In 1890, New York became the first state to use the electric chair as a means of execution. Though it took two surges of electricity lasting nearly two minutes to kill William Kemmler, the electric chair replaced hanging as the most efficient and preferred method of execution in the United States. This was the first time in United States history that a method other than hanging was the leading means of execution.

==1921 – present==
Since the introduction of the electric chair in 1890, the number of hangings have steadily decreased. The introduction of the gas chamber in 1924 further reduced the number of hangings in the United States, as many states in the West, like Nevada, California, and Arizona, opted to replace hanging with the gas chamber throughout the 1920s, 1930s, and 1940s.

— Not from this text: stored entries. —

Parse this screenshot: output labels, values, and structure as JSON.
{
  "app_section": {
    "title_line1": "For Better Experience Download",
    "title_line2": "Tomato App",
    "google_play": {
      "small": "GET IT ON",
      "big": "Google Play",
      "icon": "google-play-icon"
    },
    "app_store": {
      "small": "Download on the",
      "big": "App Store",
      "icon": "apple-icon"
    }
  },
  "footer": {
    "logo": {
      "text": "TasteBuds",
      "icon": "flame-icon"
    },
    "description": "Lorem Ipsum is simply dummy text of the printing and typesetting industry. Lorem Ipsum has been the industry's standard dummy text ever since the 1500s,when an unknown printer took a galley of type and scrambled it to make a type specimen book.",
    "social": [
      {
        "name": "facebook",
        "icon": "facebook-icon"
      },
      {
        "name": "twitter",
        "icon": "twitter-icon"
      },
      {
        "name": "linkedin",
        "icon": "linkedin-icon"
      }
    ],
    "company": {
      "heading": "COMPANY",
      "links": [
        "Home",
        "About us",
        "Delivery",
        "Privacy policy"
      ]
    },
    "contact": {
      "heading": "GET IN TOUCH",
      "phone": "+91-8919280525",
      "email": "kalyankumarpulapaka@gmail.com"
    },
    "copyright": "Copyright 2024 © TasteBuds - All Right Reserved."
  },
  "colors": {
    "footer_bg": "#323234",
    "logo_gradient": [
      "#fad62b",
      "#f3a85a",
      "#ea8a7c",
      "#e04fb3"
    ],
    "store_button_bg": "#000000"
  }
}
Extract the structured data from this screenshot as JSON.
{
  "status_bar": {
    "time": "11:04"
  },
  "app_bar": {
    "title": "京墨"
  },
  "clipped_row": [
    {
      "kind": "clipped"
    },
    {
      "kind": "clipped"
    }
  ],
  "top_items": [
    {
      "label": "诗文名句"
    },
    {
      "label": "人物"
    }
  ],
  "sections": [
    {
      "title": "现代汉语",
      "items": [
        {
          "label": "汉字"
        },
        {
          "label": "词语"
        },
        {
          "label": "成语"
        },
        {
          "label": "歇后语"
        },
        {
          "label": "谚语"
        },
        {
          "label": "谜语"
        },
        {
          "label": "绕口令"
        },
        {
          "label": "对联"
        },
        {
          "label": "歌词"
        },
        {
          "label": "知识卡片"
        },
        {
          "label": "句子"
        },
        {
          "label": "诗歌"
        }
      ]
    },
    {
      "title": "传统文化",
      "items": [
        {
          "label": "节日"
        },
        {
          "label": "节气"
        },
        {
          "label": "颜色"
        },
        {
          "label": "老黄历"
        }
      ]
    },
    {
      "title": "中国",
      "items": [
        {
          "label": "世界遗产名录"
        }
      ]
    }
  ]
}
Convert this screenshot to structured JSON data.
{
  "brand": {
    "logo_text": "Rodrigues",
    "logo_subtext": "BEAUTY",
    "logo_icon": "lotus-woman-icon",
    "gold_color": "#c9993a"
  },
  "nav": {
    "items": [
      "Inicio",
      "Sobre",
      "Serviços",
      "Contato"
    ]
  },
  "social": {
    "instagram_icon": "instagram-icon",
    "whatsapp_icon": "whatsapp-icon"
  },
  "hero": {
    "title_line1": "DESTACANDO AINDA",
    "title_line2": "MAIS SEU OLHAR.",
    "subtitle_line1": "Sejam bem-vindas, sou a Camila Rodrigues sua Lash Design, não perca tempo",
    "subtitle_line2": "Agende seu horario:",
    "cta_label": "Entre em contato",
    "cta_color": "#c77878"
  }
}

In 1936, Rainey Bethea was hanged after he was convicted of rape; over 20,000 people came to Owensboro, Kentucky, to witness Bethea's execution. Many scholars maintain that the unprecedented nationwide attention and coverage the execution received caused the United States to phase out public executions. Therefore, Bethea was the last individual to be hanged publicly in the United States. In the decades preceding and following Bethea's execution, states had been eliminating hanging as means of execution altogether until the death penalty was de facto suspended in the mid-1960s.

When the death penalty was resumed in 1976 following the Gregg v. Georgia ruling, most states that had executed inmates primarily by hanging prior to the ruling implemented lethal injection instead. Delaware's Billy Bailey was the last criminal to be hanged in the United States, in 1996. Bailey was just the third criminal to be hanged since 1965, the other two being Charles Rodman Campbell in 1994 and Westley Allan Dodd in 1993, both in Washington State.